Dara suddenly realised where they were, where they’d washed up; this little cove must be Smugglers’ Bay.
There was a story called ‘The Secret Smuggler’ in The True Legends of Lathrin Island; it was about a tiny, sweet old lady called Gentle Bess who ran the island’s bakery, way back hundreds of years ago when people actually lived out here, and who, unknown to everybody, was actually a total bandit. In the story she stashed all her ill-gotten gains – whisky and gunpowder and jewels – in a hidden cavern at Smugglers’ Bay.
But Dara had never actually thought Gentle Bess was real or that Smugglers’ Bay was a real place. He grinned. Maybe there was even actual loot in this cavern! Dara laughed an echoing laugh and craned his neck, wondering if, hidden at the very back of one of those high little ledges, there was still some of Gentle Bess’s stolen jewels, forgotten or abandoned.
Then an idea struck him. Better and brighter than loot. In the story, Gentle Bess never got caught because she hid her loot at Smugglers’ Bay in the dead of night, then sneaked back to her cottage through …
‘… a secret tunnel,’ breathed Dara.
‘… seek it tunnel!’ echoed Mothga.
Dara shone his torch along the ledges which stretched back and back into the bowels of the cliff, where the cavern narrowed to a cave and then to what looked like …
‘YES!’ shouted Dara.
The tunnel!
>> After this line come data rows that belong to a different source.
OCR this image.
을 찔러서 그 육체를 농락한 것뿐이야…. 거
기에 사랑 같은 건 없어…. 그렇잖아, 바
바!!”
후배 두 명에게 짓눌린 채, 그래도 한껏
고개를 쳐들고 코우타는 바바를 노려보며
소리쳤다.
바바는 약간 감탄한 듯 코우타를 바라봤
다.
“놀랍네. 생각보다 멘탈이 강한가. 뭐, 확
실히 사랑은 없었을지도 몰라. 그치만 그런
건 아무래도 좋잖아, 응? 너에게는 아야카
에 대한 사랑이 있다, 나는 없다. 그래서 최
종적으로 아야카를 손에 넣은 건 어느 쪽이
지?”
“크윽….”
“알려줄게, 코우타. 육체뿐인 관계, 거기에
Gentle Bess’s tunnel!
If the story was true, that tunnel would lead them out of the cave and all the way to her cottage in the ruined village near the harbour. Maybe they weren’t trapped here after all.
‘Come on!’ said Dara, and he beckoned Mothga to follow him into the darkness at the back of the cavern.
‘No!’ said Mothgirl. ‘Stop!’
Mothgirl ran her fingers over the cave wall again, just to be sure. Her heart pounded. ‘Give water-poo-tosh, Daramurrum!’ she commanded.
Daramurrum’s circle of light shifted from the far cave tunnels to where she stood; she heard his soft footfalls approaching. ‘What is it, Mothga?’ he whispered, handing her the water-poo-tosh.
She shone the light circle upon the cave wall. And she gasped. There was no doubt now.